В повечерь Никита услышал: скрипнула чуланная дверь. Кто-то вошел к нему в избу. А он продолжал отрешенно и мрачно сидеть, опершись локтями о столешницу. Потом чья-то легкая ладонь прикоснулась к его затылку, погрузилась в волосы и кончиками теплых пальцев дотронулась до кожи. Он обернулся… Настя! Вскочил, прижал к груди. Захлебываясь от радости, произнес:
– Как же ты… Какая ты смелая, Настя!
– Я – трусиха! Пока лугом бежала, все время боялась: ну-к, матушка хватится, а меня нет дома, да в погоню бросится, да за косы схватит!
Сеновал. Никита пробудился: ему на чело обронилась роса. Встал. Под навесом подоил козу. Принес в кружке молоко и ломоть хлеба.
– Настя?
Настя открыла глаза, улыбнулась:
– Я, наверно, продолжаю спать и видеть хороший сон.
– Нет, это не сон, моя голубушка. Это явь. Я и сам все никак не могу поверить.
– Давай помолимся Господу, поблагодарим его.
– Помолимся в часовенке.
– У тебя часовенка есть?
– В березках…
Позавтракали. Никита спросил:
– Он кто… твой жених?
– Бывший жених… Зовут его Старынин Федор.
– Видать, из богатеньких?
– Сын станичного атамана.
– Понятно…
Никита тяжело вздохнул. Настя прижалась к его плечу:
– Чё опечалился?
– Да так… давнее… Вспомнил, как они, богатенькие, предали Пугача. Ну да ладно. Было и быльем поросло.
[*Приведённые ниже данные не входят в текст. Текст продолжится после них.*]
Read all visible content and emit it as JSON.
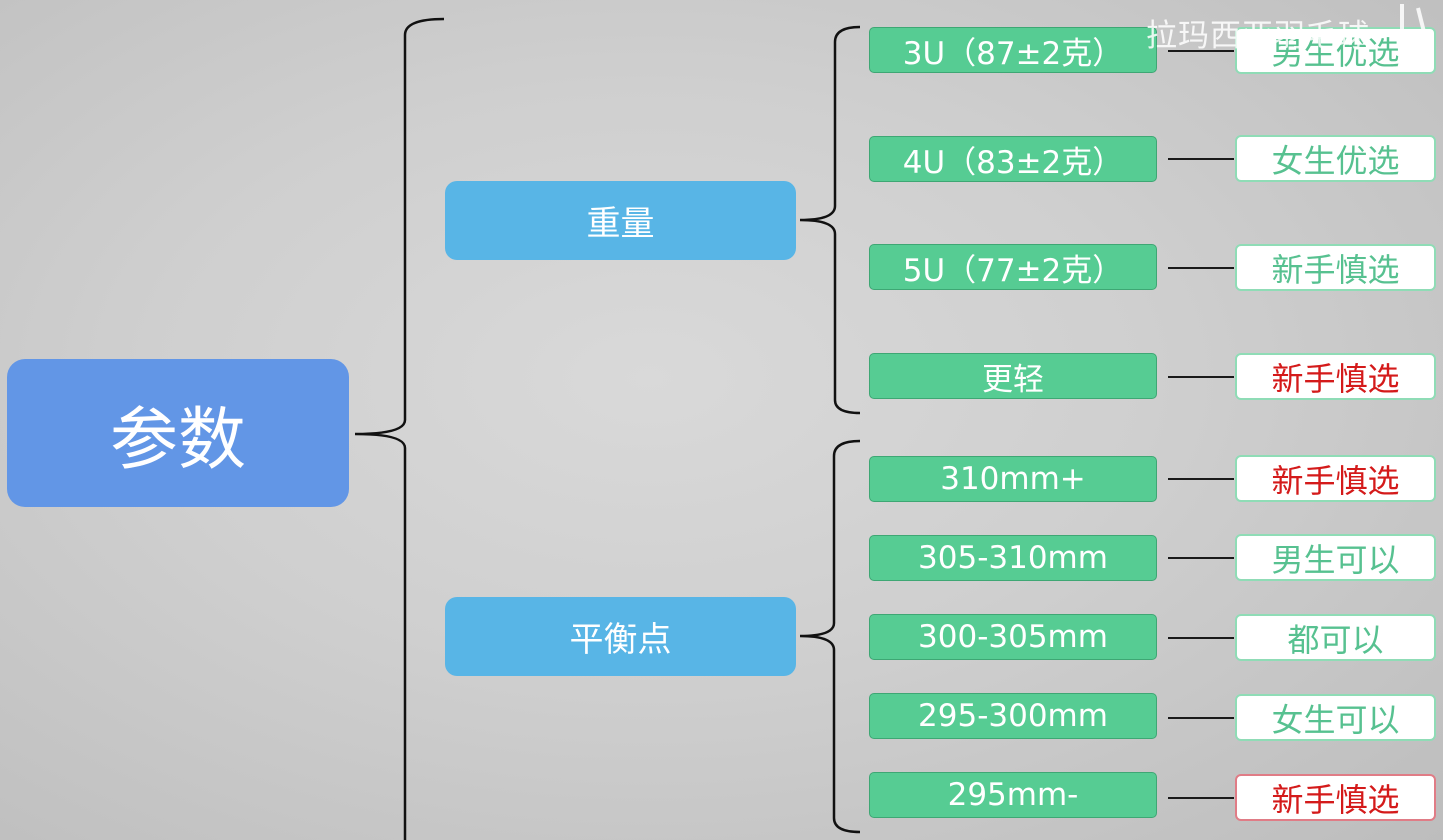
{
  "watermark": "拉玛西亚羽毛球",
  "root": {
    "label": "参数",
    "color": "#6296e6"
  },
  "categories": {
    "weight": {
      "label": "重量",
      "items": [
        {
          "label": "3U（87±2克）",
          "note": "男生优选",
          "tone": "green"
        },
        {
          "label": "4U（83±2克）",
          "note": "女生优选",
          "tone": "green"
        },
        {
          "label": "5U（77±2克）",
          "note": "新手慎选",
          "tone": "green"
        },
        {
          "label": "更轻",
          "note": "新手慎选",
          "tone": "red"
        }
      ]
    },
    "balance": {
      "label": "平衡点",
      "items": [
        {
          "label": "310mm+",
          "note": "新手慎选",
          "tone": "red"
        },
        {
          "label": "305-310mm",
          "note": "男生可以",
          "tone": "green"
        },
        {
          "label": "300-305mm",
          "note": "都可以",
          "tone": "green"
        },
        {
          "label": "295-300mm",
          "note": "女生可以",
          "tone": "green"
        },
        {
          "label": "295mm-",
          "note": "新手慎选",
          "tone": "red"
        }
      ]
    }
  },
  "colors": {
    "category": "#58b5e6",
    "item": "#56cc93",
    "note_green": "#57c190",
    "note_red": "#d41a1a"
  }
}
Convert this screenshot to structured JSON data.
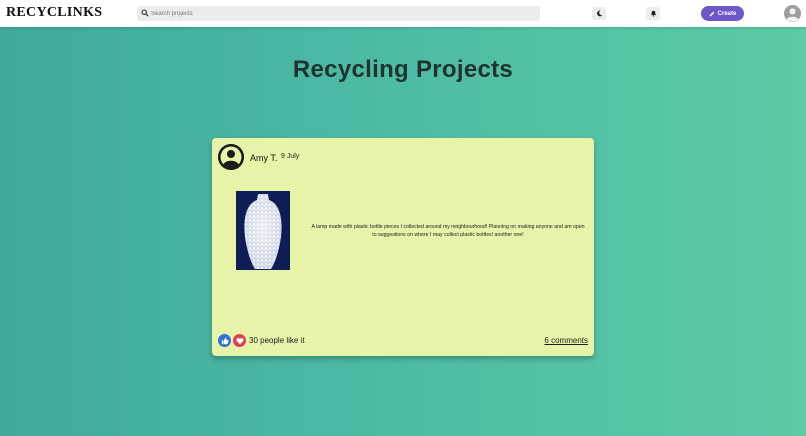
{
  "header": {
    "logo": "RECYCLINKS",
    "search_placeholder": "Search projects",
    "create_label": "Create",
    "icons": {
      "search": "search-icon",
      "theme": "moon-icon",
      "notifications": "bell-icon",
      "create": "pencil-icon",
      "profile": "user-avatar-icon"
    }
  },
  "page": {
    "title": "Recycling Projects"
  },
  "post": {
    "author": "Amy T.",
    "date": "9 July",
    "text": "A lamp made with plastic bottle pieces I collected around my neighbourhood! Planning on making anyone and am open to suggestions on where I may collect plastic bottles! another one!",
    "likes_text": "30 people like it",
    "comments_text": "6 comments"
  },
  "colors": {
    "accent": "#6e57c9",
    "card_background": "#e6f3a8",
    "like": "#2f72d6",
    "love": "#e0404f"
  }
}
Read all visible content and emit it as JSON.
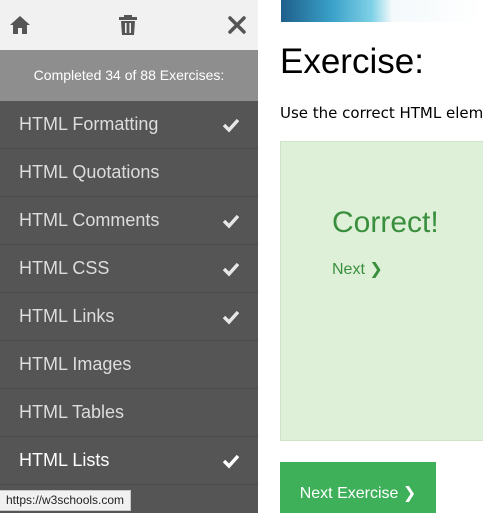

Вновь повеселел. Обнял Настю:
– Неужель ко мне навсегда?
– А зачем бы я притащила узел с бельем? А ты че… и вправду, намеревался отшельником жить?
– Намеревался. Да в сенокосную ночь подглядел, как ты купалась в Бузулуке. И с того часу…
– Это ты был за кустом? А я думала: медведь Трофим?
– Со мной один медведь купается в Панике, немного поодаль. Любо ему на волнах качаться.
– Это он. Его когда-то цыганский табор оставил – чем-то захворал. Так и прижился.
– Я-то ентот раз даже и не помыслил пред твоими очами явиться. Я был пострашнее медведя. Испужалась бы меня.
– Медведя я совсем не боюсь – он ручной. И тебя не испужалась бы: у тебя глаза добрые. И еще в них… такое… дай я лучше их поцелую.
Лучи солнца просеивались сквозь реденькую камышовую кровлю. Под обрывом журчала речная струя. С небес обронялся молитвенный клик журавлей.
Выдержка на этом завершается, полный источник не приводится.